Can the Holy Spirit be “grieved” or “quenched” if He’s permanently with us? Yes, and these warnings show the Spirit is a person, not just a power. Paul commands, “Do not grieve the Holy Spirit” (Ephesians 4:30), and “Do not quench the Spirit” (1 Thessalonians 5:19). We grieve Him through sin, particularly sins that damage Christian community. We quench Him by suppressing His work and resisting His promptings. Importantly, these warnings don’t suggest the Spirit will leave us—the Ephesians passage immediately mentions He has “sealed” us—but that we can diminish our experience of His power and joy through disobedience. The permanence of His presence makes our sin against Him more serious, not less.
- If all believers have the Spirit, why do some Christians seem more “spiritual” than others? Having the Spirit and being filled with the Spirit are distinct realities. Every believer receives the Spirit at conversion (Romans 8:9), but Paul commands believers to “be filled with the Spirit” (Ephesians 5:18)—present tense, ongoing action. Being filled means yielding control, walking in obedience, and cultivating communion with God through prayer and Scripture. It’s not about getting more of the Spirit but about the Spirit getting more of us. This explains why mature believers exhibit more of the Spirit’s fruit and power—not because they’re a special class, but because they’ve practiced sustained surrender to His sanctifying work.

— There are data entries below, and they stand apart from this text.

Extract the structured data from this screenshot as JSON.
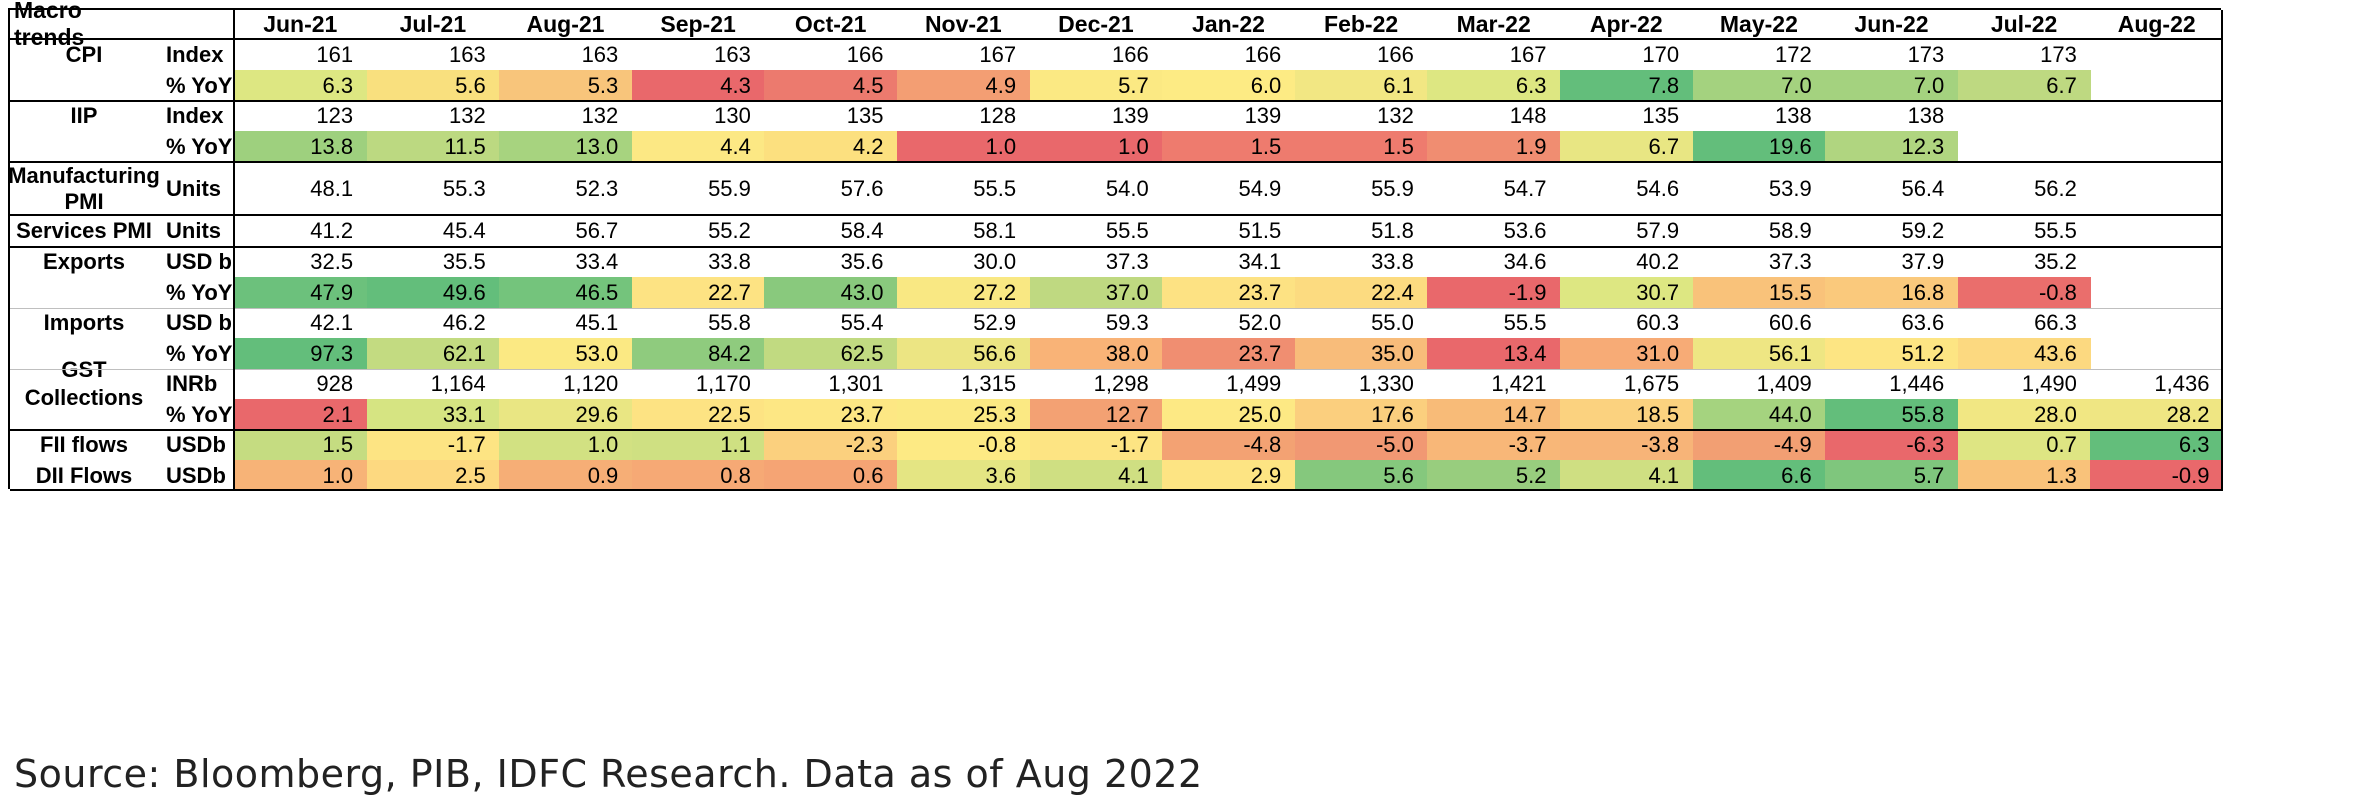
{
  "table": {
    "corner_label": "Macro trends",
    "months": [
      "Jun-21",
      "Jul-21",
      "Aug-21",
      "Sep-21",
      "Oct-21",
      "Nov-21",
      "Dec-21",
      "Jan-22",
      "Feb-22",
      "Mar-22",
      "Apr-22",
      "May-22",
      "Jun-22",
      "Jul-22",
      "Aug-22"
    ],
    "rows": [
      {
        "group": "CPI",
        "unit": "Index",
        "values": [
          "161",
          "163",
          "163",
          "163",
          "166",
          "167",
          "166",
          "166",
          "166",
          "167",
          "170",
          "172",
          "173",
          "173",
          ""
        ],
        "colors": [
          "",
          "",
          "",
          "",
          "",
          "",
          "",
          "",
          "",
          "",
          "",
          "",
          "",
          "",
          ""
        ]
      },
      {
        "group": "",
        "unit": "% YoY",
        "values": [
          "6.3",
          "5.6",
          "5.3",
          "4.3",
          "4.5",
          "4.9",
          "5.7",
          "6.0",
          "6.1",
          "6.3",
          "7.8",
          "7.0",
          "7.0",
          "6.7",
          ""
        ],
        "colors": [
          "#dde782",
          "#f9e07e",
          "#f8c57b",
          "#e9686b",
          "#ec7a6e",
          "#f39e73",
          "#fbe983",
          "#fdeb84",
          "#f2e783",
          "#dde782",
          "#63be7b",
          "#a4d27f",
          "#a4d27f",
          "#bed981",
          ""
        ]
      },
      {
        "group": "IIP",
        "unit": "Index",
        "values": [
          "123",
          "132",
          "132",
          "130",
          "135",
          "128",
          "139",
          "139",
          "132",
          "148",
          "135",
          "138",
          "138",
          "",
          ""
        ],
        "colors": [
          "",
          "",
          "",
          "",
          "",
          "",
          "",
          "",
          "",
          "",
          "",
          "",
          "",
          "",
          ""
        ]
      },
      {
        "group": "",
        "unit": "% YoY",
        "values": [
          "13.8",
          "11.5",
          "13.0",
          "4.4",
          "4.2",
          "1.0",
          "1.0",
          "1.5",
          "1.5",
          "1.9",
          "6.7",
          "19.6",
          "12.3",
          "",
          ""
        ],
        "colors": [
          "#9ed07e",
          "#bcd981",
          "#a7d37f",
          "#fce884",
          "#fce07f",
          "#e9686b",
          "#e9686b",
          "#ee7b6e",
          "#ee7b6e",
          "#f08d71",
          "#e8e683",
          "#63be7b",
          "#b0d580",
          "",
          ""
        ]
      },
      {
        "group": "Manufacturing PMI",
        "unit": "Units",
        "values": [
          "48.1",
          "55.3",
          "52.3",
          "55.9",
          "57.6",
          "55.5",
          "54.0",
          "54.9",
          "55.9",
          "54.7",
          "54.6",
          "53.9",
          "56.4",
          "56.2",
          ""
        ],
        "colors": [
          "",
          "",
          "",
          "",
          "",
          "",
          "",
          "",
          "",
          "",
          "",
          "",
          "",
          "",
          ""
        ]
      },
      {
        "group": "Services PMI",
        "unit": "Units",
        "values": [
          "41.2",
          "45.4",
          "56.7",
          "55.2",
          "58.4",
          "58.1",
          "55.5",
          "51.5",
          "51.8",
          "53.6",
          "57.9",
          "58.9",
          "59.2",
          "55.5",
          ""
        ],
        "colors": [
          "",
          "",
          "",
          "",
          "",
          "",
          "",
          "",
          "",
          "",
          "",
          "",
          "",
          "",
          ""
        ]
      },
      {
        "group": "Exports",
        "unit": "USD b",
        "values": [
          "32.5",
          "35.5",
          "33.4",
          "33.8",
          "35.6",
          "30.0",
          "37.3",
          "34.1",
          "33.8",
          "34.6",
          "40.2",
          "37.3",
          "37.9",
          "35.2",
          ""
        ],
        "colors": [
          "",
          "",
          "",
          "",
          "",
          "",
          "",
          "",
          "",
          "",
          "",
          "",
          "",
          "",
          ""
        ]
      },
      {
        "group": "",
        "unit": "% YoY",
        "values": [
          "47.9",
          "49.6",
          "46.5",
          "22.7",
          "43.0",
          "27.2",
          "37.0",
          "23.7",
          "22.4",
          "-1.9",
          "30.7",
          "15.5",
          "16.8",
          "-0.8",
          ""
        ],
        "colors": [
          "#6cc17c",
          "#63be7b",
          "#74c47c",
          "#fde383",
          "#89c97d",
          "#f9e883",
          "#bfd981",
          "#fde283",
          "#fcdb80",
          "#e9686b",
          "#dde782",
          "#f9c27a",
          "#fac97c",
          "#ea6e6c",
          ""
        ]
      },
      {
        "group": "Imports",
        "unit": "USD b",
        "values": [
          "42.1",
          "46.2",
          "45.1",
          "55.8",
          "55.4",
          "52.9",
          "59.3",
          "52.0",
          "55.0",
          "55.5",
          "60.3",
          "60.6",
          "63.6",
          "66.3",
          ""
        ],
        "colors": [
          "",
          "",
          "",
          "",
          "",
          "",
          "",
          "",
          "",
          "",
          "",
          "",
          "",
          "",
          ""
        ]
      },
      {
        "group": "",
        "unit": "% YoY",
        "values": [
          "97.3",
          "62.1",
          "53.0",
          "84.2",
          "62.5",
          "56.6",
          "38.0",
          "23.7",
          "35.0",
          "13.4",
          "31.0",
          "56.1",
          "51.2",
          "43.6",
          ""
        ],
        "colors": [
          "#63be7b",
          "#c3db81",
          "#fbe983",
          "#8fcb7e",
          "#c1da81",
          "#ece583",
          "#f9b377",
          "#f08e71",
          "#f8bc7a",
          "#e9686b",
          "#f7ab76",
          "#eee683",
          "#fde583",
          "#fcd980",
          ""
        ]
      },
      {
        "group": "GST Collections",
        "unit": "INRb",
        "values": [
          "928",
          "1,164",
          "1,120",
          "1,170",
          "1,301",
          "1,315",
          "1,298",
          "1,499",
          "1,330",
          "1,421",
          "1,675",
          "1,409",
          "1,446",
          "1,490",
          "1,436"
        ],
        "colors": [
          "",
          "",
          "",
          "",
          "",
          "",
          "",
          "",
          "",
          "",
          "",
          "",
          "",
          "",
          ""
        ]
      },
      {
        "group": "",
        "unit": "% YoY",
        "values": [
          "2.1",
          "33.1",
          "29.6",
          "22.5",
          "23.7",
          "25.3",
          "12.7",
          "25.0",
          "17.6",
          "14.7",
          "18.5",
          "44.0",
          "55.8",
          "28.0",
          "28.2"
        ],
        "colors": [
          "#e9686b",
          "#d6e482",
          "#e9e683",
          "#fde383",
          "#fde784",
          "#fbe983",
          "#f3a173",
          "#fde984",
          "#fbcf7e",
          "#f8bb78",
          "#fbd27f",
          "#a5d37f",
          "#63be7b",
          "#f1e783",
          "#efe683"
        ]
      },
      {
        "group": "FII flows",
        "unit": "USDb",
        "values": [
          "1.5",
          "-1.7",
          "1.0",
          "1.1",
          "-2.3",
          "-0.8",
          "-1.7",
          "-4.8",
          "-5.0",
          "-3.7",
          "-3.8",
          "-4.9",
          "-6.3",
          "0.7",
          "6.3"
        ],
        "colors": [
          "#c5dc81",
          "#fde483",
          "#d2e182",
          "#cfe082",
          "#fbd07e",
          "#fdea84",
          "#fde483",
          "#f3a273",
          "#f19873",
          "#f8b778",
          "#f7b478",
          "#f29f73",
          "#e9686b",
          "#dee583",
          "#63be7b"
        ]
      },
      {
        "group": "DII Flows",
        "unit": "USDb",
        "values": [
          "1.0",
          "2.5",
          "0.9",
          "0.8",
          "0.6",
          "3.6",
          "4.1",
          "2.9",
          "5.6",
          "5.2",
          "4.1",
          "6.6",
          "5.7",
          "1.3",
          "-0.9"
        ],
        "colors": [
          "#f7b377",
          "#fdd980",
          "#f6ae76",
          "#f6a975",
          "#f5a474",
          "#e4e583",
          "#cfdf82",
          "#fde483",
          "#85c87d",
          "#98cd7e",
          "#cfdf82",
          "#63be7b",
          "#7fc67d",
          "#f9c27a",
          "#e9686b"
        ]
      }
    ]
  },
  "source": "Source: Bloomberg, PIB, IDFC Research. Data as of Aug 2022"
}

- Roman Catholics say the Spirit works primarily through the institutional church and sacraments. How is the Reformed view different? While Reformed theology highly values the church and sacraments as means of grace, we reject the idea that the Spirit’s work is confined to institutional channels or dependent on human mediators. The Spirit works immediately in the believer’s heart to regenerate, sanctify, and illuminate Scripture (1 John 2:27). He distributes gifts “as he wills” (1 Corinthians 12:11), not as a hierarchy determines. The Reformation recovered the priesthood of all believers precisely because the Spirit now indwells each Christian directly. We honour church and sacraments as the Spirit’s ordinary means without making them His only means or granting institutional gatekeeping power over His sovereign work.
How does the Spirit’s work relate to biblical prophecy being complete? Cessationists and continuationists agree that canonical prophecy—Scripture itself—is complete (Revelation 22:18-19). The debate concerns whether non-canonical prophetic gifts continue. Cessationists note “the faith once for all delivered” (Jude 3) has been fully revealed, and foundational apostles and prophets completed their work (Ephesians 2:20). Continuationists respond that 1 Corinthians 13:8-10 ties cessation to Christ’s return (“when the perfect comes”), not Scripture’s completion, and that prophetic gifts today must be tested against Scripture (1 Thessalonians 5:20-21), implying their continuation. Both views protect Scripture’s sufficiency and authority while differing on the Spirit’s ongoing gifting patterns.